PHP "is more about how easy it is for people to get started, without thinking too much about the technology," Lerdorf said. "You can have the prettiest language in the world, but if it can't talk to the back end, and you have no way to host it, it is useless."

ISPs (Internet Service Providers), in particular, found the technology useful because it worked very well in shared environments. Each account on a server could use a single copy of PHP without having any effect on other users. Also, the language scaled very well, thanks to Lerdorf's reluctance to complicate PHP with features, such as a database, that could be better supplied by external technologies. "PHP, on its own, scales infinitely. You never read about PHP scaling problems," Lerdorf said.

After his reminiscences, Lerdorf also spoke of the latest release of the language, as well as future plans.

The most recent edition of PHP, version 5.4, released in May, comes with a number of improvements, he said. Memory management has been vastly improved. "We've seen a 50 percent reduction" of memory used in some large configurations, Lerdorf said. For busy environments, this means more copies of Web server software can be placed on a single machine. PHP 5.4 also features a built-in Web server, which could be really handy for debugging, especially given the sometimes opaque nature of PHP's error reporting. With the PHP 5.4 server, you can run an instance of the WordPress blog from the command line.

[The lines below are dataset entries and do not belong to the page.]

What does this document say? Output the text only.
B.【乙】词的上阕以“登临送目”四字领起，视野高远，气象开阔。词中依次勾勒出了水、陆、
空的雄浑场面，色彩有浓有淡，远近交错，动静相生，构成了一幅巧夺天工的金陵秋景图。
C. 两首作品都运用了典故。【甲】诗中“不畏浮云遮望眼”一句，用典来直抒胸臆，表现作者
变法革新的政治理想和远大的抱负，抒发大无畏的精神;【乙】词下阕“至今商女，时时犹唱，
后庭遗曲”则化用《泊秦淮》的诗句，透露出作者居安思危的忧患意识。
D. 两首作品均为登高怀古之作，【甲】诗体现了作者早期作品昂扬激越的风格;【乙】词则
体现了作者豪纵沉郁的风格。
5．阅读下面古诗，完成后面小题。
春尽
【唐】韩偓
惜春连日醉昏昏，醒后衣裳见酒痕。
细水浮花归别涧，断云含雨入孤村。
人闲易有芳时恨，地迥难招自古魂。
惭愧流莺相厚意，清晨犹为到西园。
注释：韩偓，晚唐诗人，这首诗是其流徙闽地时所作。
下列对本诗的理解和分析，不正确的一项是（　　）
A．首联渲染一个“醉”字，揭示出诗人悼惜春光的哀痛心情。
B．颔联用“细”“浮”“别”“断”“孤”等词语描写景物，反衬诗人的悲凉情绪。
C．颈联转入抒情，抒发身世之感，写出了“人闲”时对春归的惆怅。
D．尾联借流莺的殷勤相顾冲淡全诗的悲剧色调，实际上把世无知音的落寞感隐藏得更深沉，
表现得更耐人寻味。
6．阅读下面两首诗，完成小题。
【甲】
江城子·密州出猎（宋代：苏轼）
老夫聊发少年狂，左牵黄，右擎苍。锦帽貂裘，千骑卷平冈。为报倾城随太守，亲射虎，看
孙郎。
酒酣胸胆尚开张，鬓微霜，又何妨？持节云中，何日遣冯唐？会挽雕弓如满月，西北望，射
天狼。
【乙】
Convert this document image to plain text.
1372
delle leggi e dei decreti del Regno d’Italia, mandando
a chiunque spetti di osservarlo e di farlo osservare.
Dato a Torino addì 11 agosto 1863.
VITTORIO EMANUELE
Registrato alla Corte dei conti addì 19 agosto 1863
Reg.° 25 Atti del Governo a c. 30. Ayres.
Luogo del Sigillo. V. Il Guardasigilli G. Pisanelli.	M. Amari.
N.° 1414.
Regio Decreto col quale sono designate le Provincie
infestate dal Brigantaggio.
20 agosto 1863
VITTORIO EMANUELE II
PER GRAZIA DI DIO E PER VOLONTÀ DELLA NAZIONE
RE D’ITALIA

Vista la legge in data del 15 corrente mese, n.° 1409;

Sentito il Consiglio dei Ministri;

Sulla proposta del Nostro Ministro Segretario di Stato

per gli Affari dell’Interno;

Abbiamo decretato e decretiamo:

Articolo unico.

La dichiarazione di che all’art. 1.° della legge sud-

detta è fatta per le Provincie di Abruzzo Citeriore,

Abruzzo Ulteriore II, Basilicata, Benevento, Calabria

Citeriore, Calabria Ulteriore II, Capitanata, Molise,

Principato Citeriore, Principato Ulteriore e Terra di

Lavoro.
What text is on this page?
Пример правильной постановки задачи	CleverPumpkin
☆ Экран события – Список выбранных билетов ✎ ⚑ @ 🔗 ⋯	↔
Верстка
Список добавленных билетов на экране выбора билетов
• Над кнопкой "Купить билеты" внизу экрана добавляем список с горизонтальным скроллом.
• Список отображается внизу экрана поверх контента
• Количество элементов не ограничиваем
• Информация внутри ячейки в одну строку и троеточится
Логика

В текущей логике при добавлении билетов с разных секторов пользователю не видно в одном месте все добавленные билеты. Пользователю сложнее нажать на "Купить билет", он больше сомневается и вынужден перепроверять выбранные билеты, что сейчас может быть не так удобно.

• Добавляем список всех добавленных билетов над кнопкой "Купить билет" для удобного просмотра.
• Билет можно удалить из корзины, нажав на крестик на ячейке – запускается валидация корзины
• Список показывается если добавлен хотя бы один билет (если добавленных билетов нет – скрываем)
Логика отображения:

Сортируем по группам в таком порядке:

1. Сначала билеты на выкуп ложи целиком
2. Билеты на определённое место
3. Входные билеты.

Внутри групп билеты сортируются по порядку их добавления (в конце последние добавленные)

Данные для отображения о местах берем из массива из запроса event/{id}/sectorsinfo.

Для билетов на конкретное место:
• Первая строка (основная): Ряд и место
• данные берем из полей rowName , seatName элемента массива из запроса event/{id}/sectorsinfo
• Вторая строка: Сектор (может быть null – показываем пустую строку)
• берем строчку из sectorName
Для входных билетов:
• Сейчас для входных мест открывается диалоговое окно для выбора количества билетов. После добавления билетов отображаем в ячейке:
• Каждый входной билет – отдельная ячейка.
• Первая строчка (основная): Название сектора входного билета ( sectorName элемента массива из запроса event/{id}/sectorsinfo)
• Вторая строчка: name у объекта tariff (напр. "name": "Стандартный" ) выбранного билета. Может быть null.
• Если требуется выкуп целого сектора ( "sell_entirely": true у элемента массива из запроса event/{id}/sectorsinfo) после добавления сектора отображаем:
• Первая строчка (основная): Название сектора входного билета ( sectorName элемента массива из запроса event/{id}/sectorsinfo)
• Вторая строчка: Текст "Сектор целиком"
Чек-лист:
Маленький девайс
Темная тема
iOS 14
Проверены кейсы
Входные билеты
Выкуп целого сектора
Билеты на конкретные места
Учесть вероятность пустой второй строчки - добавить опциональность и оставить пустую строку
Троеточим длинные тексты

One thing that did not make the 5.4 release was the full support for Unicode, the universal character set for all the world's languages. Because PHP is used the world over, it makes sense to support all the globe's languages out of the box. But the problem is that current Unicode libraries use far too much memory. "We're looking for a good Unicode library. The current [International Components for Unicode] library is a monstrosity," Lerdorf said.

Going forward, future editions of the PHP will be released more frequently, he said. "Instead of going three or four years between major releases, we are going to try to speed things up a bit. We will have smaller, quicker releases. Developers don't have to wait five years to try a new feature."

Version 5.5 of the language will be released by the end of this year or the early part of next year, Lerdorf said. This is a much shorter turn-around time than the nearly three-year lapse between PHP 5.3 and PHP 5.4, released in May.

Lerdorf also talked about the debugging process of PHP. The language's developers rely on outside testers to ensure a new version of PHP works across all combinations of hardware and software. Reviewing and fixing can be an exhausting process, he explained. Thus far, users have reported more than 62,000 bugs in PHP, though more than 20,000 of them turned out not to be bugs at all, but rather due to faulty external configurations or user errors.